Isabel Martinson was appointed as executive chairman of CCS in July 2016 and has already begun stamping her mark on the organisation with sweeping changes to the board within a few weeks of her arrival.
She says: “We might do a few different things and we want to come with a whole fresh perspective as well as go deeper. There’s a potential idea still in discussions of a ‘mystery shopper’ approach, but it is very early days and at the moment board members are just out visiting sites and getting a feel of the climate.”
Martinson spent the early part of her career in the Royal Navy, where she was one of the first female naval supplier officers to serve at sea.
Her final appointment was in 1997, when she reached the rank of lieutenant commander. This was a key management post in Europe’s largest naval base, where she was in charge of leading 177 staff and was responsible for a budget of £5m per annum.
Speaking about the navy she says: “I think it relates to my position in construction. With the navy we were doing things differently. There were no women – we were trailblazers and it was about changing perceptions.”
“It was challenging and when I go out to sites now I’m aware it’s a challenging environment so I’m up for the challenge. I’m completely outside – no alliances or pre-conceived ideas about the industry. I’m not beholden to anybody.”
Currently on CCS site inspections a monitor is assigned to visit and write a report at a previously agreed time.
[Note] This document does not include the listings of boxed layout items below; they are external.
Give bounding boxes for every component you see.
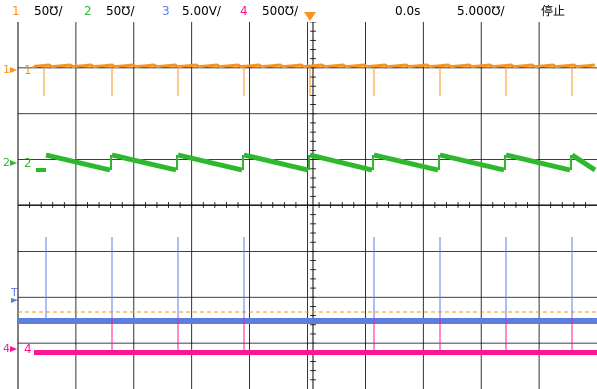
status-bar: 1 50℧/ 2 50℧/ 3 5.00V/ 4 500℧/ 0.0s 5.00…: [0, 0, 597, 22]
ch2-scale: 50℧/: [106, 4, 135, 18]
ch3-trigger-marker[interactable]: T: [10, 286, 18, 303]
svg-text:2: 2: [24, 156, 32, 170]
ch2-ramp: [570, 152, 597, 173]
ch1-number: 1: [12, 4, 20, 18]
ch3-number: 3: [162, 4, 170, 18]
ch2-ramp: [243, 152, 309, 173]
svg-text:4: 4: [24, 342, 32, 356]
ch2-ramp: [373, 152, 439, 173]
run-state: 停止: [541, 4, 566, 18]
ch4-number: 4: [240, 4, 248, 18]
svg-text:2: 2: [3, 156, 10, 169]
waveform-display[interactable]: 1 1 2 2 T 4 4: [0, 22, 597, 389]
ch3-waveform: [18, 237, 597, 324]
ch3-baseline: [18, 318, 597, 324]
time-scale: 5.000℧/: [457, 4, 505, 18]
ch4-baseline: [34, 350, 597, 355]
ch2-number: 2: [84, 4, 92, 18]
ch2-ramp: [111, 152, 177, 173]
ch2-ramp: [45, 152, 111, 173]
ch1-ground-marker[interactable]: 1 1: [3, 63, 32, 77]
time-offset: 0.0s: [395, 4, 421, 18]
ch1-waveform: [32, 63, 596, 96]
svg-text:1: 1: [24, 63, 32, 77]
svg-text:1: 1: [3, 63, 10, 76]
ch2-ramp: [439, 152, 505, 173]
ch2-ramp: [309, 152, 373, 173]
ch4-scale: 500℧/: [262, 4, 299, 18]
ch2-ground-marker[interactable]: 2 2: [3, 156, 32, 170]
ch1-scale: 50℧/: [34, 4, 63, 18]
ch4-ground-marker[interactable]: 4 4: [3, 342, 32, 356]
ch4-waveform: [34, 318, 597, 355]
ch2-ramp: [505, 152, 571, 173]
ch2-waveform: [36, 152, 597, 173]
trigger-position-marker[interactable]: [304, 12, 316, 22]
svg-text:T: T: [10, 286, 18, 299]
svg-text:4: 4: [3, 342, 10, 355]
ch3-scale: 5.00V/: [182, 4, 221, 18]
ch2-ramp: [177, 152, 243, 173]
Sites are normally monitored twice – usually a quarter and two-thirds of the way through the registration – unless they are of short duration in which case they then receive only one visit.
Martinson took over her new role having held senior positions in the trade association sector and military service (see box below). She was chairman and company director of the Trade Association Forum, and was also chief executive of the Giftware Association until June 2015.
One of her first actions in her CCS role was to replace the entire board of directors, apart from the chief executive. Among the new board members appointed last November were Richard Byrne, a health and safety director at Travis Perkins, Nick Coley from Fitzgerald Contractors, and Simon Harvey, a strategy and marketing director at dry lining and interiors subcontractor the Grays Group. Harvey also has commercial experience in launching consumer products.
There had been industry rumblings that the new board was a deliberate move aimed to bring the CCS into a more commercial way of thinking, and Martinson confirms this: “I was looking for people outside the box and with a range of backgrounds and skill sets.
"I wanted people with a strong commercial background. People with different views, ideas and interests – for example, Simon Harvey has a very different perspective.”
Another area where she is keen to make her mark – and where she acknowledges that the CCS has fallen down – is in engaging and signing up smaller businesses to the scheme.
“We do have a ‘CCS light’ already but it hasn’t quite connected, so we want to refocus on smaller businesses and reach smaller subcontractors, also listen to companies engaged in the scheme and what they want differently, ” she says. “Why are some companies not getting involved? Is it just a cost issue and what do they want out of us?”
Looking ahead, she sees CCS forming more partnerships with industry bodies to promote best practice. As a start, in January it inked a deal with the National Federation of Builders.